Le matin du 25/07/06 la police est venue à ma porte a frappé très fort, disant de quitter l’endroit. Nous nous sommes habillés, nous avons pris quelques boîtes de lait et des couches pour le petit, et les papiers. J’habitais dans la caravane d’un Français que j’avais récupérée. Mon fils était inquiet, parce qu’il est petit, et nous aussi. _ Nous sommes partis devant la préfecture où nous avons dormi à même le sol, deux nuits et trois jours, sous la canicule, sans eau, sans sanitaires, sans rien, comme des animaux.

Cocoana NOVACOVICI

Je suis Roumaine et j’ai 21 ans. Je suis avec mon mari en France depuis quelque temps et on a réussi à se faire une situation et peu à peu à pouvoir vivre tranquilles jusqu’au mardi matin 25/07/2006.
Ce matin-là, la police a frappé à ma porte avec les pieds pour nous faire lever, et quitter la place. Je suis malade du coeur. Quand j’ai entendu les coups à ma porte, j’étais très inquiète. Je n’ai rien pu prendre, sauf ce que j’avais sur moi, parce qu’ils me poussaient hors de la caravane, et ils ne m’ont rien laissé prendre, seulement nos papiers.
J’ai laissé là-bas : la TV, le DVD, le portable SAMSUNG, le four à micro-ondes, le radio-cassette, la chaîne hifi, la cuisinière à butane, de la vaisselle, des vêtements, la literie et bien sûr la caravane qu’on avait achetée pour un prix de 800 Euros, avec les papiers de la caravane. Nous avons tout laissé et nous sommes partis.
Nous étions venus en France pour refonder notre vie, et ici on nous a traité comme des animaux, chassé d’un endroit à l’autre.

Speranza CASLAROVA

J’ai 27 ans.
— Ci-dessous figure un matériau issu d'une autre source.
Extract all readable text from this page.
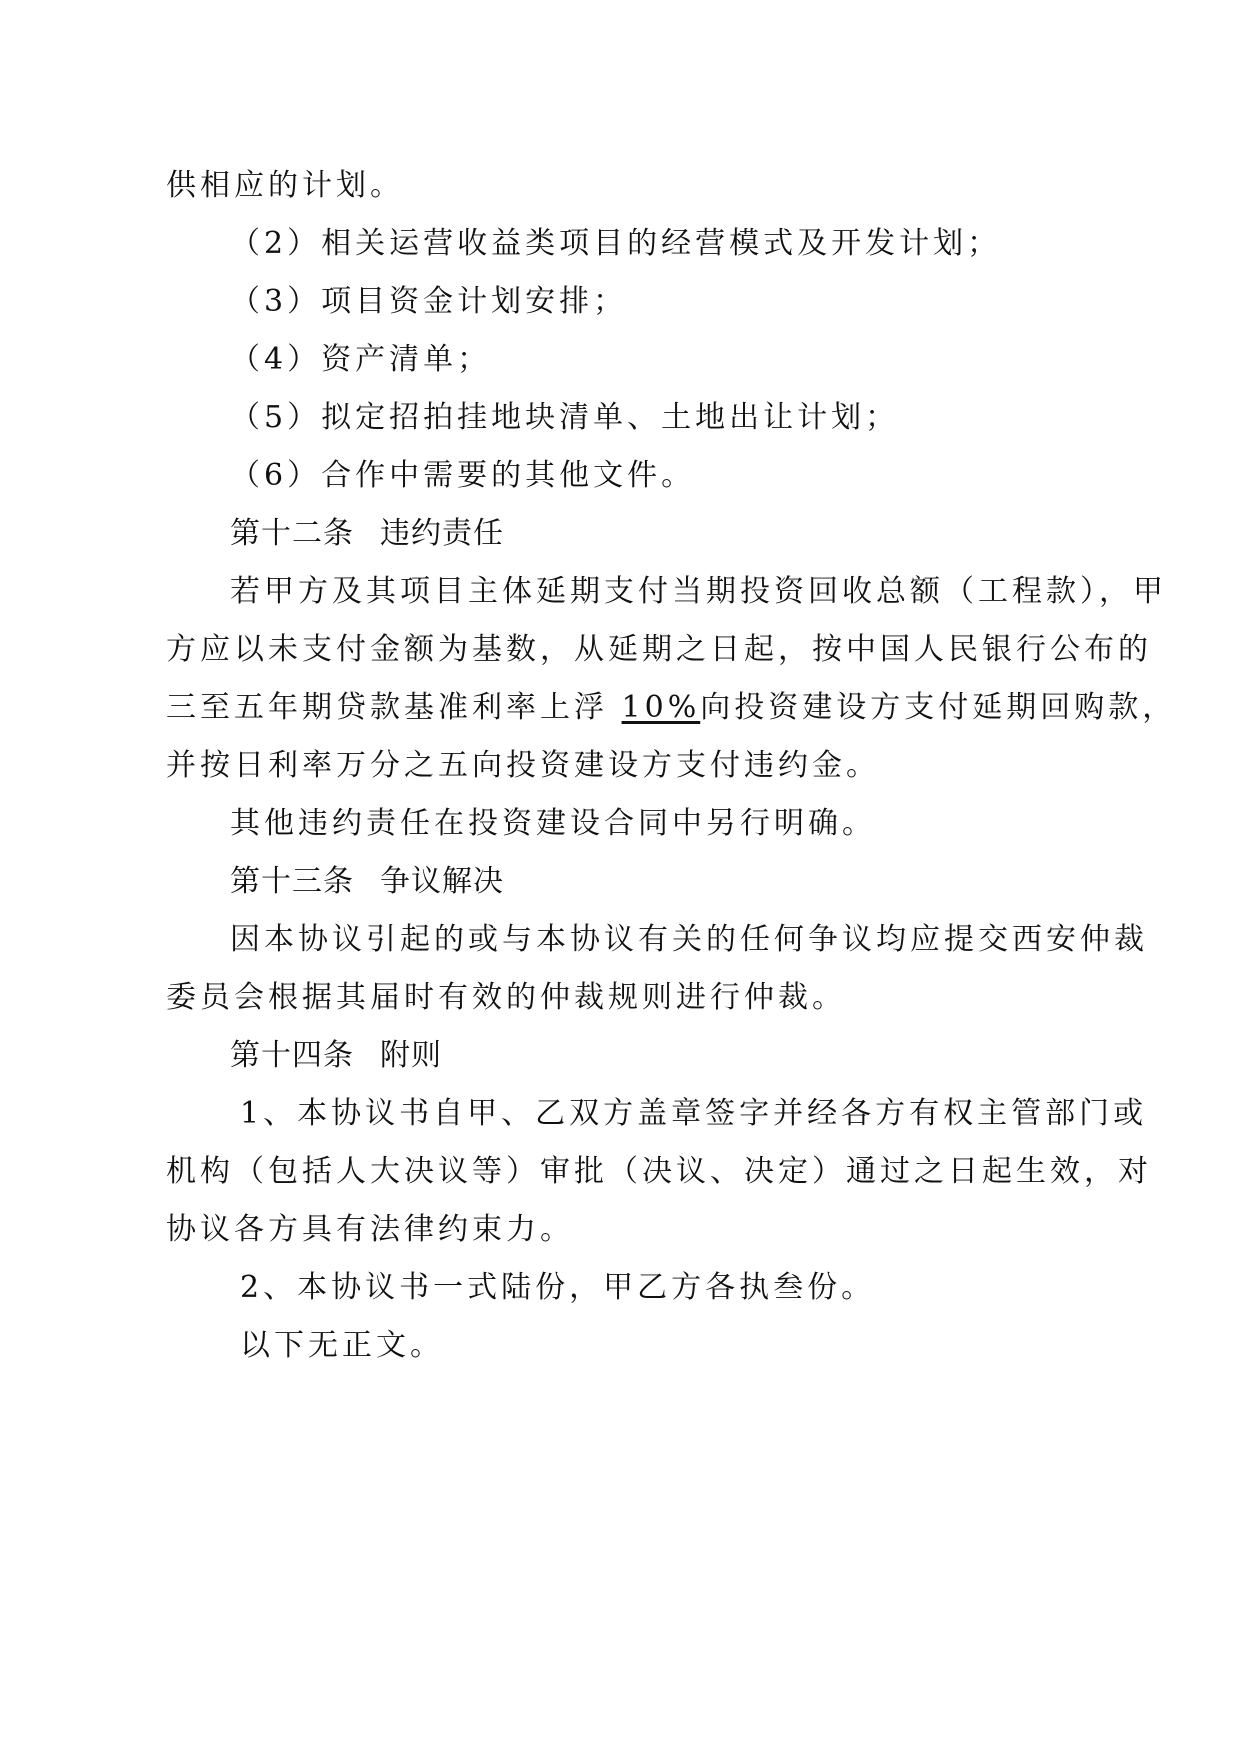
供相应的计划。
（2）相关运营收益类项目的经营模式及开发计划；
（3）项目资金计划安排；
（4）资产清单；
（5）拟定招拍挂地块清单、土地出让计划；
（6）合作中需要的其他文件。
第十二条 违约责任
若甲方及其项目主体延期支付当期投资回收总额（工程款），甲
方应以未支付金额为基数，从延期之日起，按中国人民银行公布的
三至五年期贷款基准利率上浮 10%向投资建设方支付延期回购款，
并按日利率万分之五向投资建设方支付违约金。
其他违约责任在投资建设合同中另行明确。
第十三条 争议解决
因本协议引起的或与本协议有关的任何争议均应提交西安仲裁
委员会根据其届时有效的仲裁规则进行仲裁。
第十四条 附则
1、本协议书自甲、乙双方盖章签字并经各方有权主管部门或
机构（包括人大决议等）审批（决议、决定）通过之日起生效，对
协议各方具有法律约束力。
2、本协议书一式陆份，甲乙方各执叁份。
以下无正文。
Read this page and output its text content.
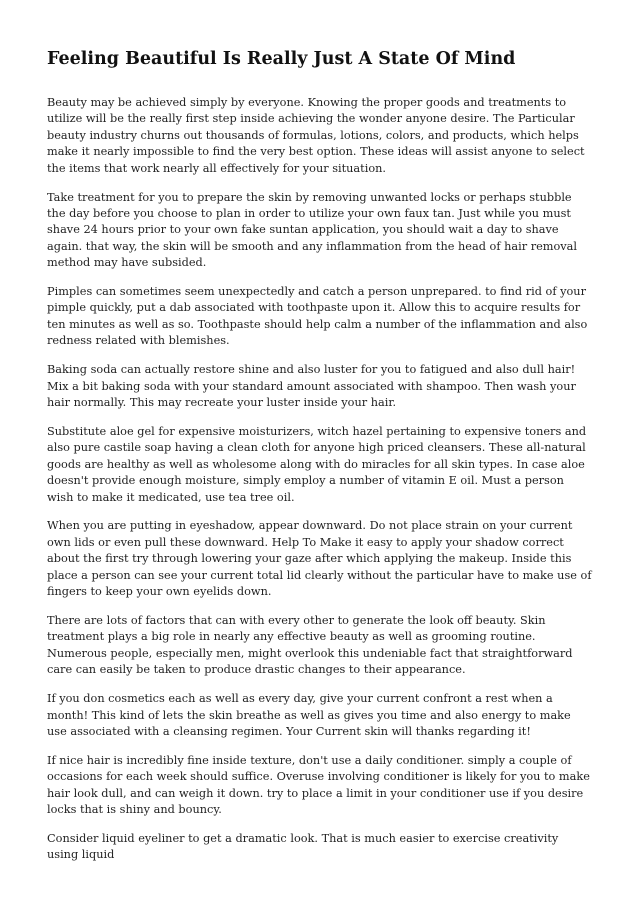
Feeling Beautiful Is Really Just A State Of Mind

Beauty may be achieved simply by everyone. Knowing the proper goods and treatments to utilize will be the really first step inside achieving the wonder anyone desire. The Particular beauty industry churns out thousands of formulas, lotions, colors, and products, which helps make it nearly impossible to find the very best option. These ideas will assist anyone to select the items that work nearly all effectively for your situation.

Take treatment for you to prepare the skin by removing unwanted locks or perhaps stubble the day before you choose to plan in order to utilize your own faux tan. Just while you must shave 24 hours prior to your own fake suntan application, you should wait a day to shave again. that way, the skin will be smooth and any inflammation from the head of hair removal method may have subsided.

Pimples can sometimes seem unexpectedly and catch a person unprepared. to find rid of your pimple quickly, put a dab associated with toothpaste upon it. Allow this to acquire results for ten minutes as well as so. Toothpaste should help calm a number of the inflammation and also redness related with blemishes.

Baking soda can actually restore shine and also luster for you to fatigued and also dull hair! Mix a bit baking soda with your standard amount associated with shampoo. Then wash your hair normally. This may recreate your luster inside your hair.

Substitute aloe gel for expensive moisturizers, witch hazel pertaining to expensive toners and also pure castile soap having a clean cloth for anyone high priced cleansers. These all-natural goods are healthy as well as wholesome along with do miracles for all skin types. In case aloe doesn't provide enough moisture, simply employ a number of vitamin E oil. Must a person wish to make it medicated, use tea tree oil.

When you are putting in eyeshadow, appear downward. Do not place strain on your current own lids or even pull these downward. Help To Make it easy to apply your shadow correct about the first try through lowering your gaze after which applying the makeup. Inside this place a person can see your current total lid clearly without the particular have to make use of fingers to keep your own eyelids down.

There are lots of factors that can with every other to generate the look off beauty. Skin treatment plays a big role in nearly any effective beauty as well as grooming routine. Numerous people, especially men, might overlook this undeniable fact that straightforward care can easily be taken to produce drastic changes to their appearance.

If you don cosmetics each as well as every day, give your current confront a rest when a month! This kind of lets the skin breathe as well as gives you time and also energy to make use associated with a cleansing regimen. Your Current skin will thanks regarding it!

If nice hair is incredibly fine inside texture, don't use a daily conditioner. simply a couple of occasions for each week should suffice. Overuse involving conditioner is likely for you to make hair look dull, and can weigh it down. try to place a limit in your conditioner use if you desire locks that is shiny and bouncy.

Consider liquid eyeliner to get a dramatic look. That is much easier to exercise creativity using liquid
Je suis avec ma famille ici en France parce que je n’ai pas de maison, pas de travail, parce que nous sommes tziganes. J’ai pensé que je pouvais faire quelque chose pour notre vie. Le matin du 25 juillet la police est venue et a frappé à ma porte : vite, nous lever et quitter la place, en 5 minutes. Nous nous sommes habillés en vitesse, j’ai pris mes papiers et après je suis partie sans rien pouvoir prendre. J’ai laissé là-bas : une caravane, quelques objets, de la vaisselle, une voiture Renault Express : le tout pour une valeur de 2500 Euros. Nous avons laissé tout sur place, nous avions 5 mn pour partir. Nous vivons dans un pays civilisé, il faut nous traiter comme des humains, pas comme des animaux. Ensuite ils ont tout détruit et je n’ai rien pu récupérer : ils sont entrés avec des bulldozers.